25 Maggio 2016  12:35

L'Italia ha perso quasi il 29% degli investimenti adv in 10 anni

Redazione TV
L'Italia ha perso quasi il 29% degli investimenti adv in 10 anni

Roberto Binaghi

L'analisi di Mindshare: i big spender hanno accusato cali superiori alla media

Dal 2007 a oggi, la contrazione degli investimenti adv sul mercato italiano è stata pari a circa il 29%, lasciando sul terreno quasi tre miliardi di euro in valore assoluto, una cifra pari all'intero budget pubblicitario dell'Olanda. Il dato è stato annunciato da Roberto Binaghi, Chairman e Ceo di Mindshare Italia (foto), nel corso di “Comunicazione. Distribuzione. Marca. L’Italia che riparte”, il primo appuntamento dell’edizione 2016 del Purple Program, ciclo di incontri organizzato da Mindshare e dedicato all’approfondimento di temi riguardanti il mondo della comunicazione e della pubblicità. Paesi come Uk, Germania e Francia hanno invece saputo reagire meglio alla crisi: Uk, per esempio, ha registrato nel 2015 una crescita a doppia cifra. I big spender del nostro mercato hanno accusato, spiega l'analisi, cali superiori alla media, sia per numerosità che per budget. Un segnale che la crisi ha origine soprattutto nei grandi investitori, mentre le aziende nella fascia centrale del mercato hanno contenuto il trend negativo. L’analisi dei consumi ha evidenziato negli anni un -5,6%, a fronte di una deflazione del costo degli spazi pubblicitari pari al 12,6%, dovuto all’effettivo calo dei prezzi di listino delle concessionarie offline, e l’ingresso sempre più rilevante del web.
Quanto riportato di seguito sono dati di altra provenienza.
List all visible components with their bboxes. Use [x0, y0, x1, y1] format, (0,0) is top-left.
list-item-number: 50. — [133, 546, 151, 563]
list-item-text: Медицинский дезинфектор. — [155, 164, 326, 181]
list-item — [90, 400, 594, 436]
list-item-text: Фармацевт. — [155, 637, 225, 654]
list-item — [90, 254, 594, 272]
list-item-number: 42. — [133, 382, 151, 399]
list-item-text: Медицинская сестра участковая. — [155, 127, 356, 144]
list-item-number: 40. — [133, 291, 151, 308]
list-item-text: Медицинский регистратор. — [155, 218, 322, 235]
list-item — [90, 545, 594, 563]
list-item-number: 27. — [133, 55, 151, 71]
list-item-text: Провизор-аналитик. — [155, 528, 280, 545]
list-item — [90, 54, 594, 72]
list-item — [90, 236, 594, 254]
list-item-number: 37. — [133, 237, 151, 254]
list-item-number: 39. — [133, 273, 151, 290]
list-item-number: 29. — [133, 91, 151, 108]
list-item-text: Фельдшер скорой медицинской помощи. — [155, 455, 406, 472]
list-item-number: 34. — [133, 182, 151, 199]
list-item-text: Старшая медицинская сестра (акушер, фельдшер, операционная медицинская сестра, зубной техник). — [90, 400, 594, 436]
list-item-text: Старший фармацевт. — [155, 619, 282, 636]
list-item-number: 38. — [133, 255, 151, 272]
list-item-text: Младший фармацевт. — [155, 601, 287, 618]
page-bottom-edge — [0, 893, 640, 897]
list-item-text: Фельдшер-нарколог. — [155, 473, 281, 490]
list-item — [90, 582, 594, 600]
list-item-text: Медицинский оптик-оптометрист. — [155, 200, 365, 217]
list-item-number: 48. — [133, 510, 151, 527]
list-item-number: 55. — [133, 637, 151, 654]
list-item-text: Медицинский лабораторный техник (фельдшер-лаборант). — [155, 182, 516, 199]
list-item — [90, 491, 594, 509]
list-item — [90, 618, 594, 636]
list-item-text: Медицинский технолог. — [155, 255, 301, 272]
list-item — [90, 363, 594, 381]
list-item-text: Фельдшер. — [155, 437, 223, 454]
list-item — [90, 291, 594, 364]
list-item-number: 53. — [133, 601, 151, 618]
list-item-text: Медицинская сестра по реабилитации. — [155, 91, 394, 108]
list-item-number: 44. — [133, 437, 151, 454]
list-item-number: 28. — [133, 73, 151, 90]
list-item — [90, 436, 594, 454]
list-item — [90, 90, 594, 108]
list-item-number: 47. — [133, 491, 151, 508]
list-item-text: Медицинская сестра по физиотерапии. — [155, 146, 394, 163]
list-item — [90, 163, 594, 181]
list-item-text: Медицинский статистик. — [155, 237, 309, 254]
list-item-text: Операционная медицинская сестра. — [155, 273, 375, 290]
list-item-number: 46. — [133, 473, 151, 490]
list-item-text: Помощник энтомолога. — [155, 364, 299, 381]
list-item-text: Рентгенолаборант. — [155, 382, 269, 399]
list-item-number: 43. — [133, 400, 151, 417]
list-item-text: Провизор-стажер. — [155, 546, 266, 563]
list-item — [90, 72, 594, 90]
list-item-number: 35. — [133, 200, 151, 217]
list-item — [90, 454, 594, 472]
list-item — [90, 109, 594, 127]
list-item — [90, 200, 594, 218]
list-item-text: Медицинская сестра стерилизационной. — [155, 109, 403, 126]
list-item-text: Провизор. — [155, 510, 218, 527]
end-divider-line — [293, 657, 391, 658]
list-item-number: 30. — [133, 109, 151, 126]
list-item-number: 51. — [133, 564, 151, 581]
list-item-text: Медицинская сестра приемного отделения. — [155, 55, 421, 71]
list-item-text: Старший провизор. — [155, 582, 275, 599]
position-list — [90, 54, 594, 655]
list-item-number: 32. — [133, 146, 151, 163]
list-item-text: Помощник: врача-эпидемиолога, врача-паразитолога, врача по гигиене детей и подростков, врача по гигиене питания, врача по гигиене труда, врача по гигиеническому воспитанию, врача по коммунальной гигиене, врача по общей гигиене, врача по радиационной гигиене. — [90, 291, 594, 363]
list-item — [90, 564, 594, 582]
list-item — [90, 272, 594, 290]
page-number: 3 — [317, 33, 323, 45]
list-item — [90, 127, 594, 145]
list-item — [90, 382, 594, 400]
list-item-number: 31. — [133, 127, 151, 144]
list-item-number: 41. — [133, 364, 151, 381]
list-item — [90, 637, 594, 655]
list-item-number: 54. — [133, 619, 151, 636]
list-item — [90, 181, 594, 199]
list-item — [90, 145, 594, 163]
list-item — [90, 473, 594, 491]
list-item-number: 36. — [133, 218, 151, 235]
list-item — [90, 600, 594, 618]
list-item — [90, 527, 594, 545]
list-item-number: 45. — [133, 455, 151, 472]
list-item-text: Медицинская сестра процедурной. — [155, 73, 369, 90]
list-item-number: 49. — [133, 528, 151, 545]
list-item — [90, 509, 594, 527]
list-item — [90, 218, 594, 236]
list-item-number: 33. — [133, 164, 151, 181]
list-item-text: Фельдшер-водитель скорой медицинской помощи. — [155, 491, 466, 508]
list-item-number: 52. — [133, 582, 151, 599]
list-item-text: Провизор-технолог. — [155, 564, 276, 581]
Coerentemente all’andamento di indicatori quali la deflazione e i consumi, spiega ancora la ricerca, l’attuale scenario di mercato dovrebbe attestarsi sui 7,621mld di euro nel 2016. Se le grandi aziende investitrici in Italia tornassero a investire in modo strategico, ha auspicato Binaghi, l'Italia potrebbe attestarsi sui livelli di mercato europeo, in particolare la Francia. Le grandi aziende, ha dichiarato, non supportano adeguatamente in Italia le loro marche diversamente da quanto accade in altri Paesi: «Il pericolo di essere superate da competitors più lungimiranti, che appartengono alla fascia media del mercato, è tutt’altro che remoto», ha concluso Binaghi.